Carlson was certainly the right person to revive the Father Coughlin/Henry Ford Jew Hate of the 30s but I think it was rolled out too quickly and carelessly. It's easy to imagine all kinds of transitional steps that would have made it easier to dismiss those getting alarmed.
@var_angian So, the right pace but the wrong guy? Maybe we don’t disagree that much. It’s still a question of how obviously you’re pushing the envelope; and, in a sense, Carlson turned out to be the wrong guy but only he had the right “credentials.”
@var_angian Still, if he had spent time laying the groundwork with more respected anti-Israel lobby critics it might have worked better
@var_angian Instead he ends up with the Young Turks (and one Armenian). But I don't know why you think smart conservatives would have moved into an essentially leftist frame. In the end, you'd have to argue either for another set of alliances, or just full-on isolationism--in either case you
@var_angian pay a significant price. It's hard to get past the scandal-mongering.
@var_angian Right--either way it was going to require some skilled maneuvering and in the end he didn't have the composure or "agility" to do it.
@var_angian I see. But, at some point, the question would have to arise, at least for the smarter ones: ok, then what? New alliances? No alliances? The frame starts to break up once these questions are tackled.

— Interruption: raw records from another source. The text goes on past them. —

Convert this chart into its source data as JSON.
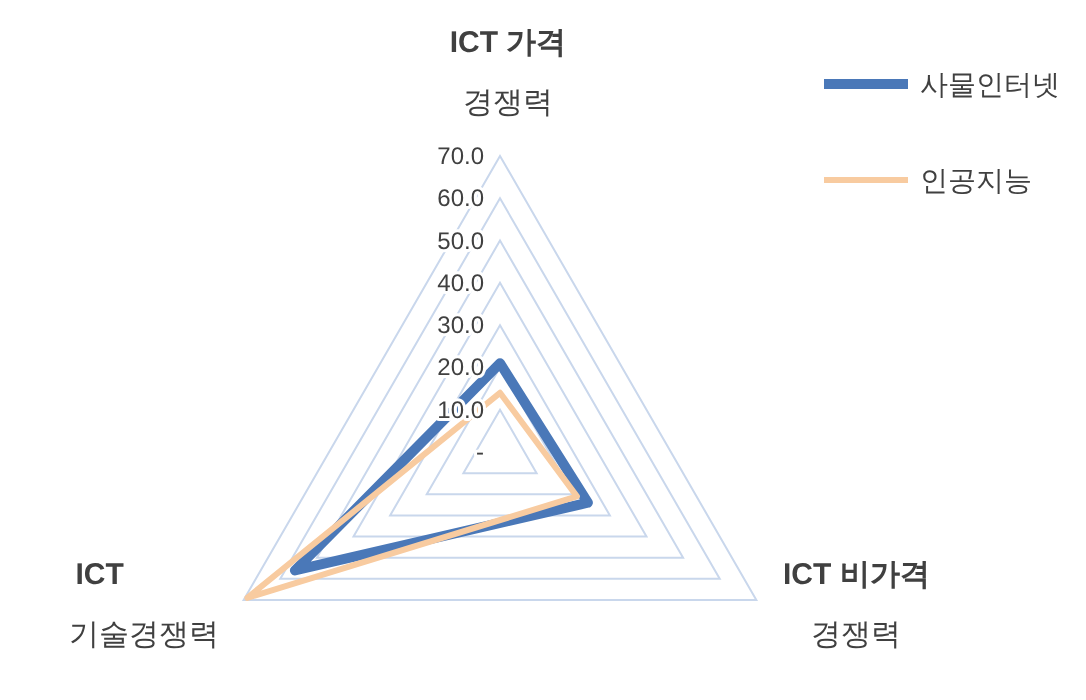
{
  "chart_data": {
    "type": "radar",
    "categories": [
      "ICT 가격\n경쟁력",
      "ICT 비가격\n경쟁력",
      "ICT\n기술경쟁력"
    ],
    "series": [
      {
        "name": "사물인터넷",
        "color": "#4a78b8",
        "values": [
          21,
          24,
          56
        ]
      },
      {
        "name": "인공지능",
        "color": "#f8cba0",
        "values": [
          14,
          21,
          69
        ]
      }
    ],
    "ylim": [
      0,
      70
    ],
    "yticks": [
      {
        "value": 0,
        "label": "-"
      },
      {
        "value": 10,
        "label": "10.0"
      },
      {
        "value": 20,
        "label": "20.0"
      },
      {
        "value": 30,
        "label": "30.0"
      },
      {
        "value": 40,
        "label": "40.0"
      },
      {
        "value": 50,
        "label": "50.0"
      },
      {
        "value": 60,
        "label": "60.0"
      },
      {
        "value": 70,
        "label": "70.0"
      }
    ],
    "grid": true,
    "legend": "right"
  }
}
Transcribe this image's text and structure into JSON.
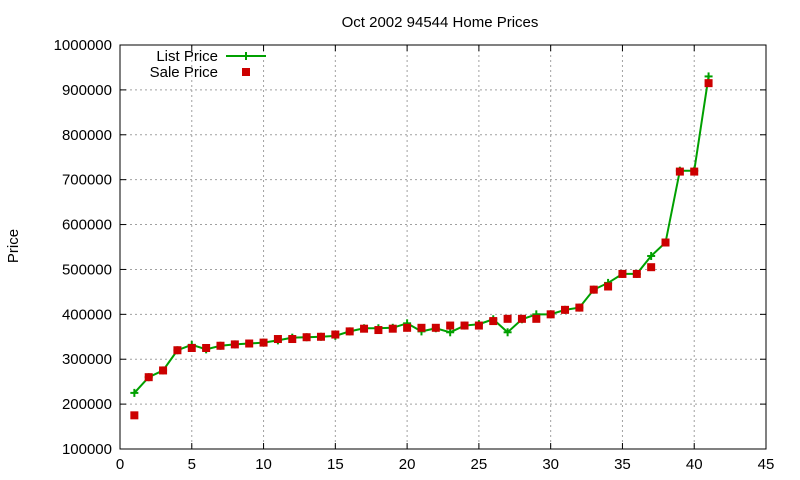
{
  "chart_data": {
    "type": "line",
    "title": "Oct 2002 94544 Home Prices",
    "xlabel": "",
    "ylabel": "Price",
    "xlim": [
      0,
      45
    ],
    "ylim": [
      100000,
      1000000
    ],
    "xticks": [
      0,
      5,
      10,
      15,
      20,
      25,
      30,
      35,
      40,
      45
    ],
    "yticks": [
      100000,
      200000,
      300000,
      400000,
      500000,
      600000,
      700000,
      800000,
      900000,
      1000000
    ],
    "grid": true,
    "legend_position": "top-left",
    "series": [
      {
        "name": "List Price",
        "style": "line+cross",
        "color": "#00a000",
        "points": [
          [
            1,
            225000
          ],
          [
            2,
            260000
          ],
          [
            3,
            275000
          ],
          [
            4,
            320000
          ],
          [
            5,
            332000
          ],
          [
            6,
            322000
          ],
          [
            7,
            330000
          ],
          [
            8,
            333000
          ],
          [
            9,
            335000
          ],
          [
            10,
            337000
          ],
          [
            11,
            342000
          ],
          [
            12,
            348000
          ],
          [
            13,
            349000
          ],
          [
            14,
            350000
          ],
          [
            15,
            352000
          ],
          [
            16,
            362000
          ],
          [
            17,
            369000
          ],
          [
            18,
            369000
          ],
          [
            19,
            370000
          ],
          [
            20,
            380000
          ],
          [
            21,
            362000
          ],
          [
            22,
            369000
          ],
          [
            23,
            360000
          ],
          [
            24,
            375000
          ],
          [
            25,
            378000
          ],
          [
            26,
            389000
          ],
          [
            27,
            360000
          ],
          [
            28,
            389000
          ],
          [
            29,
            400000
          ],
          [
            30,
            400000
          ],
          [
            31,
            410000
          ],
          [
            32,
            415000
          ],
          [
            33,
            455000
          ],
          [
            34,
            470000
          ],
          [
            35,
            490000
          ],
          [
            36,
            490000
          ],
          [
            37,
            530000
          ],
          [
            38,
            560000
          ],
          [
            39,
            720000
          ],
          [
            40,
            720000
          ],
          [
            41,
            930000
          ]
        ]
      },
      {
        "name": "Sale Price",
        "style": "square",
        "color": "#cc0000",
        "points": [
          [
            1,
            175000
          ],
          [
            2,
            260000
          ],
          [
            3,
            275000
          ],
          [
            4,
            320000
          ],
          [
            5,
            325000
          ],
          [
            6,
            325000
          ],
          [
            7,
            330000
          ],
          [
            8,
            333000
          ],
          [
            9,
            335000
          ],
          [
            10,
            337000
          ],
          [
            11,
            345000
          ],
          [
            12,
            345000
          ],
          [
            13,
            349000
          ],
          [
            14,
            350000
          ],
          [
            15,
            355000
          ],
          [
            16,
            362000
          ],
          [
            17,
            368000
          ],
          [
            18,
            365000
          ],
          [
            19,
            368000
          ],
          [
            20,
            370000
          ],
          [
            21,
            370000
          ],
          [
            22,
            370000
          ],
          [
            23,
            375000
          ],
          [
            24,
            375000
          ],
          [
            25,
            375000
          ],
          [
            26,
            385000
          ],
          [
            27,
            390000
          ],
          [
            28,
            390000
          ],
          [
            29,
            390000
          ],
          [
            30,
            400000
          ],
          [
            31,
            410000
          ],
          [
            32,
            415000
          ],
          [
            33,
            455000
          ],
          [
            34,
            462000
          ],
          [
            35,
            490000
          ],
          [
            36,
            490000
          ],
          [
            37,
            505000
          ],
          [
            38,
            560000
          ],
          [
            39,
            718000
          ],
          [
            40,
            718000
          ],
          [
            41,
            915000
          ]
        ]
      }
    ]
  }
}
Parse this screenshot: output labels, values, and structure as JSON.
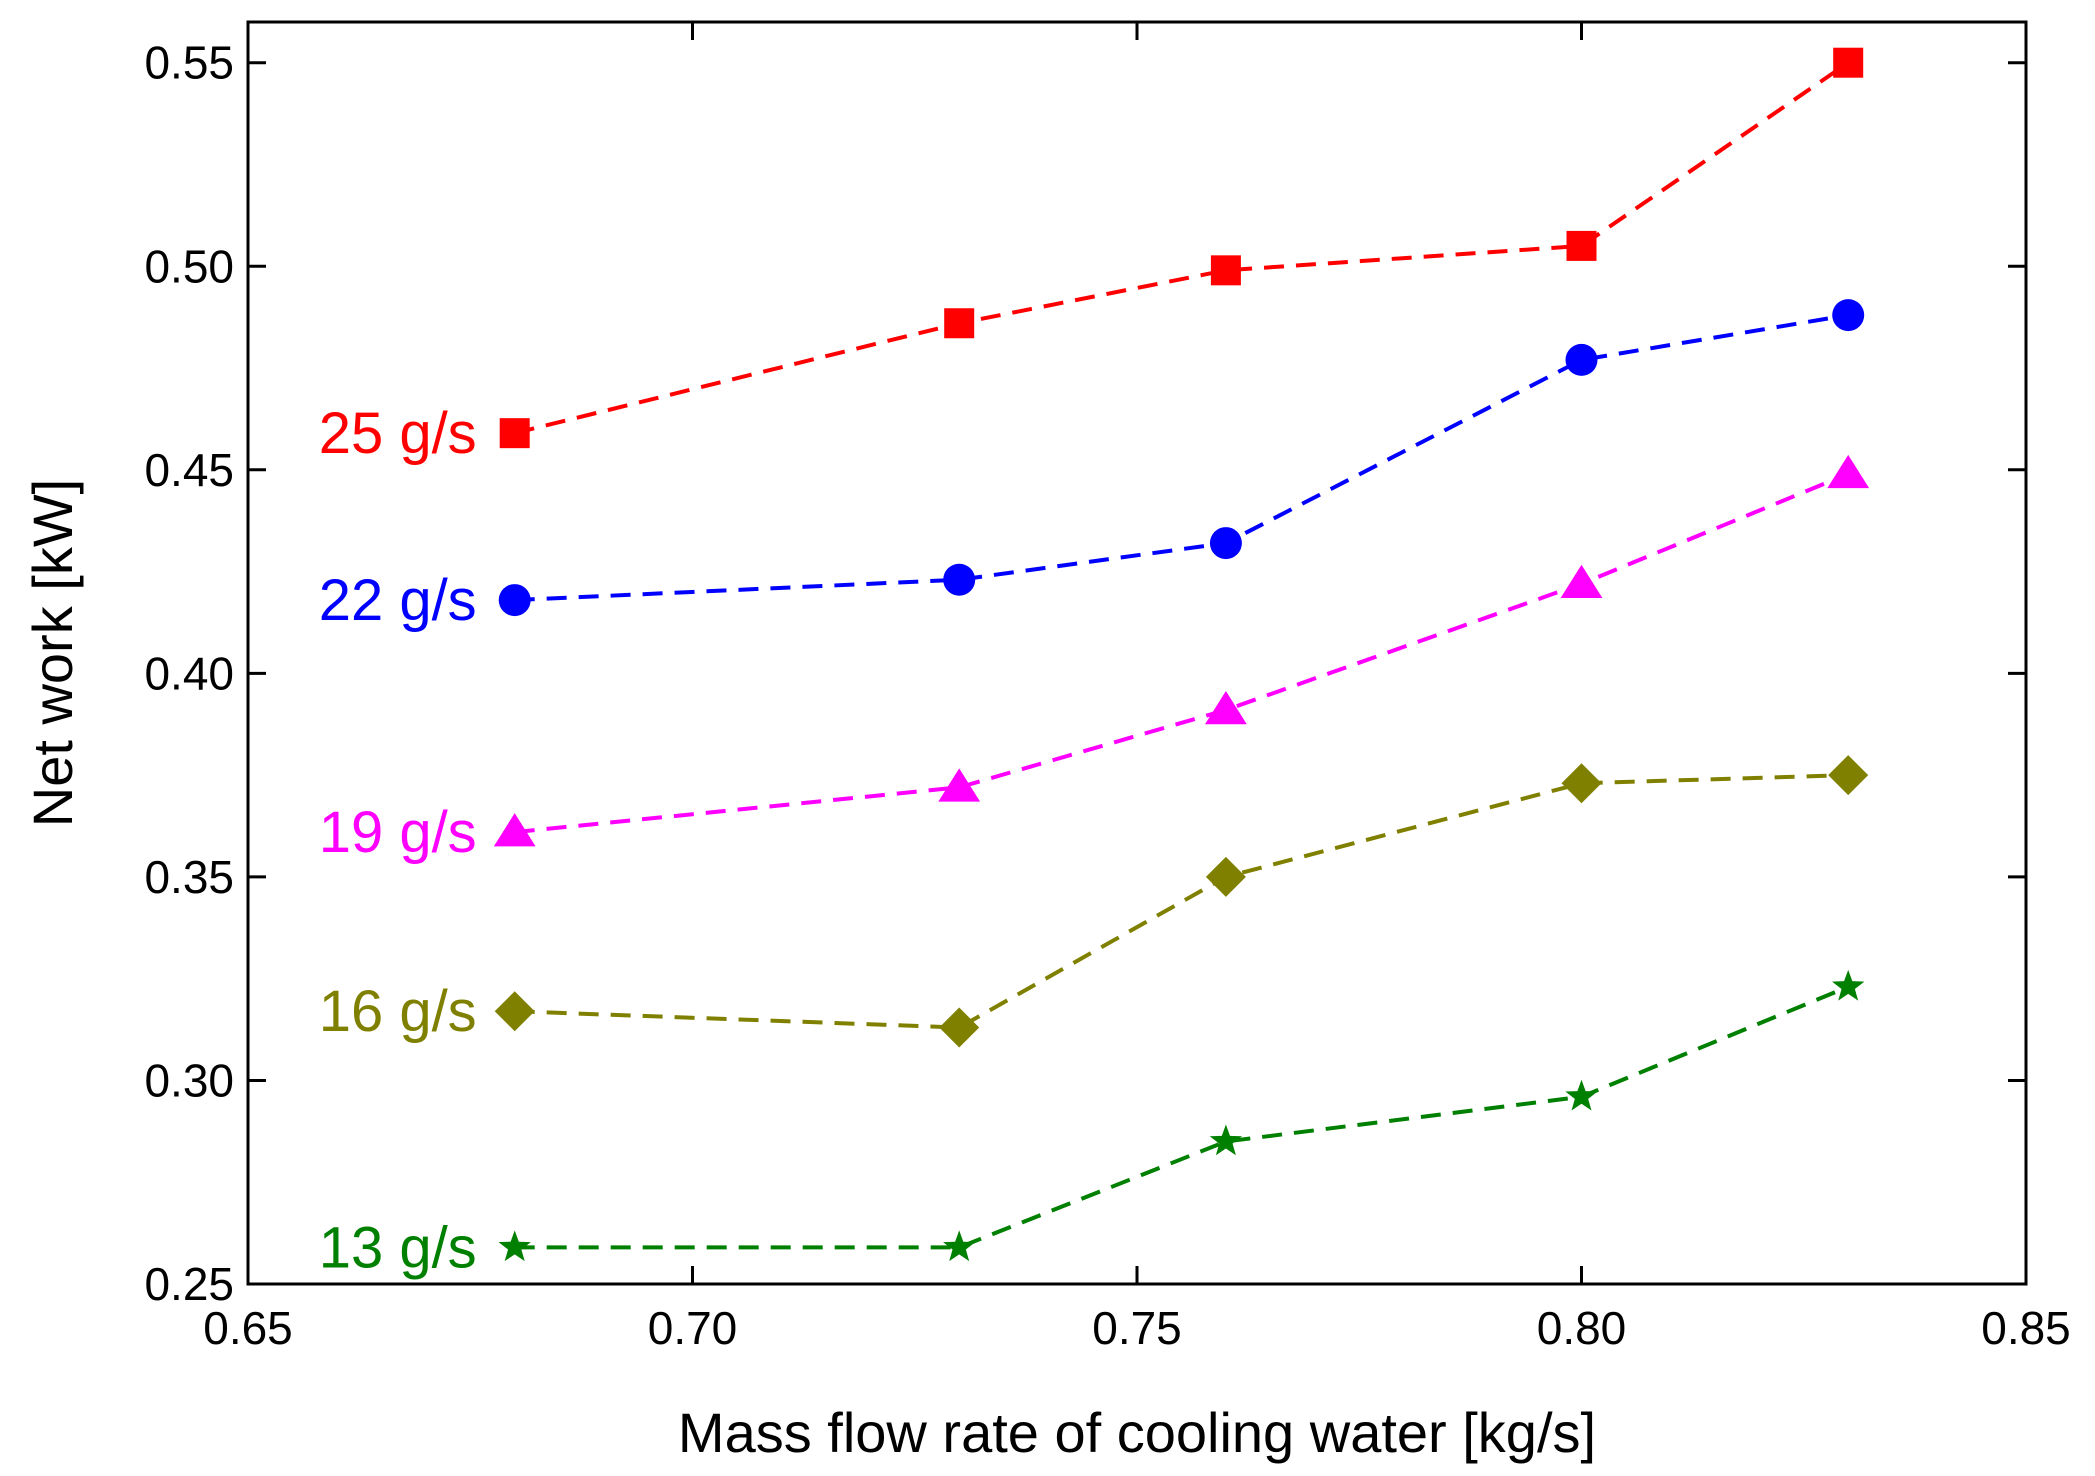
{
  "chart_data": {
    "type": "line",
    "title": "",
    "xlabel": "Mass flow rate of cooling water [kg/s]",
    "ylabel": "Net work [kW]",
    "xlim": [
      0.65,
      0.85
    ],
    "ylim": [
      0.25,
      0.56
    ],
    "xticks": [
      0.65,
      0.7,
      0.75,
      0.8,
      0.85
    ],
    "yticks": [
      0.25,
      0.3,
      0.35,
      0.4,
      0.45,
      0.5,
      0.55
    ],
    "xtick_labels": [
      "0.65",
      "0.70",
      "0.75",
      "0.80",
      "0.85"
    ],
    "ytick_labels": [
      "0.25",
      "0.30",
      "0.35",
      "0.40",
      "0.45",
      "0.50",
      "0.55"
    ],
    "x": [
      0.68,
      0.73,
      0.76,
      0.8,
      0.83
    ],
    "series": [
      {
        "name": "25 g/s",
        "color": "#ff0000",
        "marker": "square",
        "values": [
          0.459,
          0.486,
          0.499,
          0.505,
          0.55
        ]
      },
      {
        "name": "22 g/s",
        "color": "#0000ff",
        "marker": "circle",
        "values": [
          0.418,
          0.423,
          0.432,
          0.477,
          0.488
        ]
      },
      {
        "name": "19 g/s",
        "color": "#ff00ff",
        "marker": "triangle",
        "values": [
          0.361,
          0.372,
          0.391,
          0.422,
          0.449
        ]
      },
      {
        "name": "16 g/s",
        "color": "#808000",
        "marker": "diamond",
        "values": [
          0.317,
          0.313,
          0.35,
          0.373,
          0.375
        ]
      },
      {
        "name": "13 g/s",
        "color": "#008000",
        "marker": "star",
        "values": [
          0.259,
          0.259,
          0.285,
          0.296,
          0.323
        ]
      }
    ]
  }
}
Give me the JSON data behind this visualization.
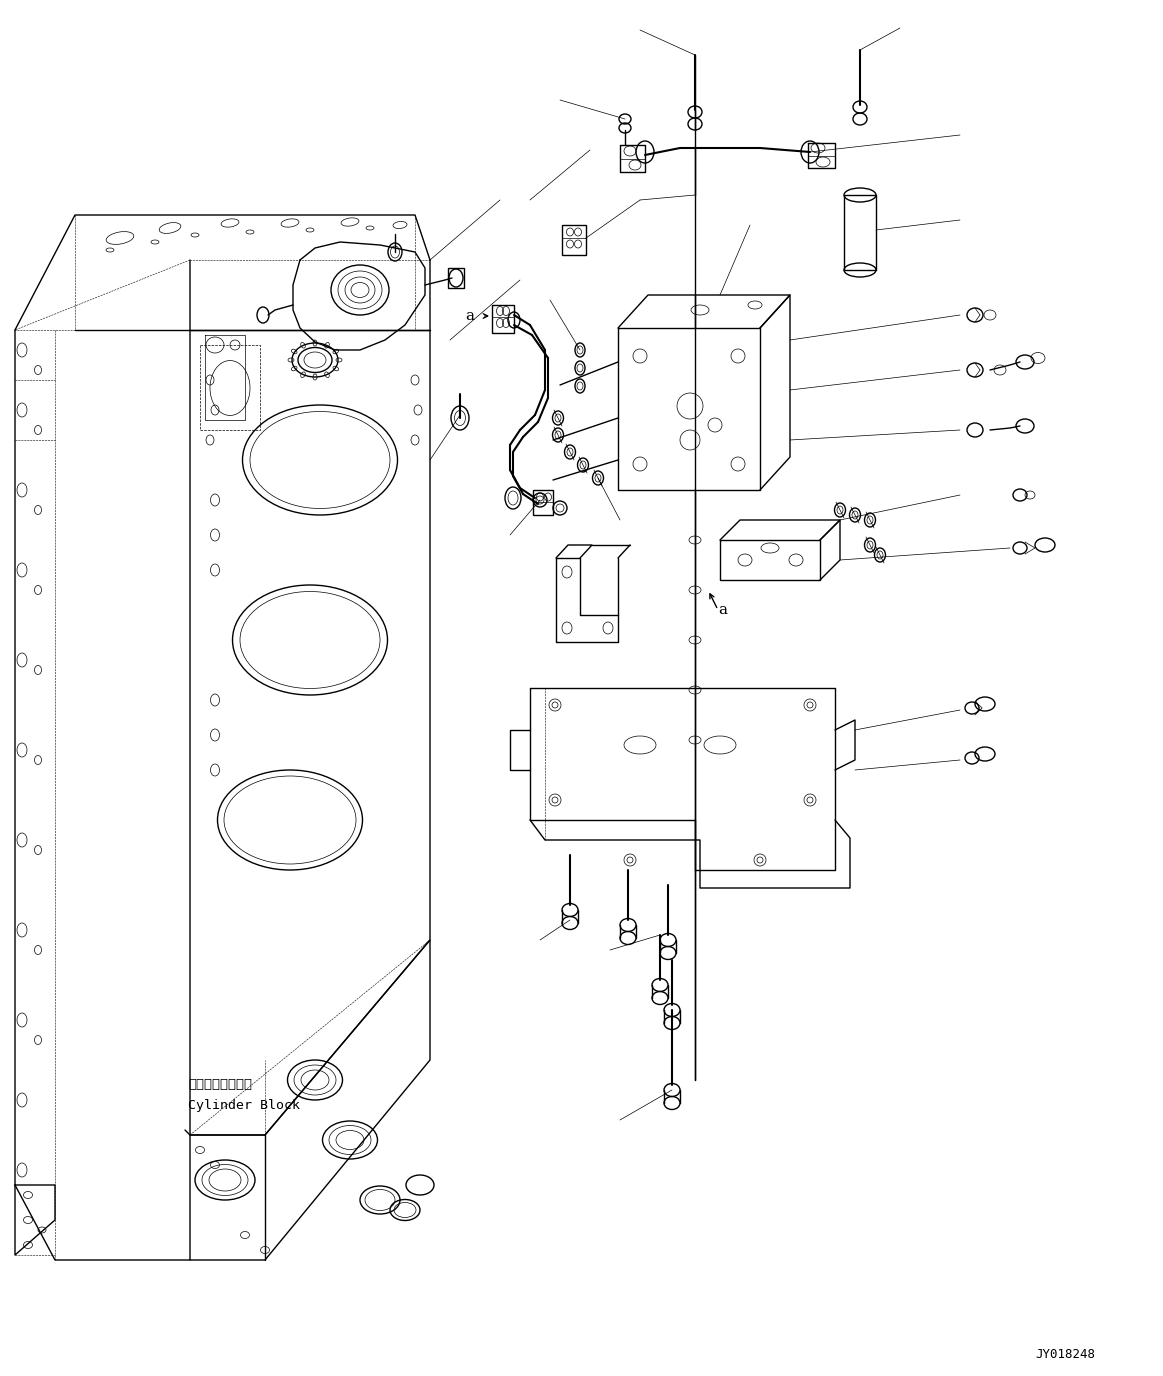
{
  "background_color": "#ffffff",
  "line_color": "#000000",
  "label_jy": "JY018248",
  "label_cylinder_jp": "シリンダブロック",
  "label_cylinder_en": "Cylinder Block",
  "label_a1": "a",
  "label_a2": "a",
  "lw_main": 1.0,
  "lw_thin": 0.5,
  "lw_dash": 0.4,
  "lw_thick": 1.5
}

@var_angian Not our entire alliance system but Israel is pretty central to the Middle East one. Your question seems one mostly for Israelis, but the alternatives to allying with Israel for the US have mostly been Iran--which Obama tried and couldn't make work. Mediating it through Qatar
@var_angian is an attempt to make it work, but with mixed results, I expect. But, yes, I agree with you about the "ultimate point."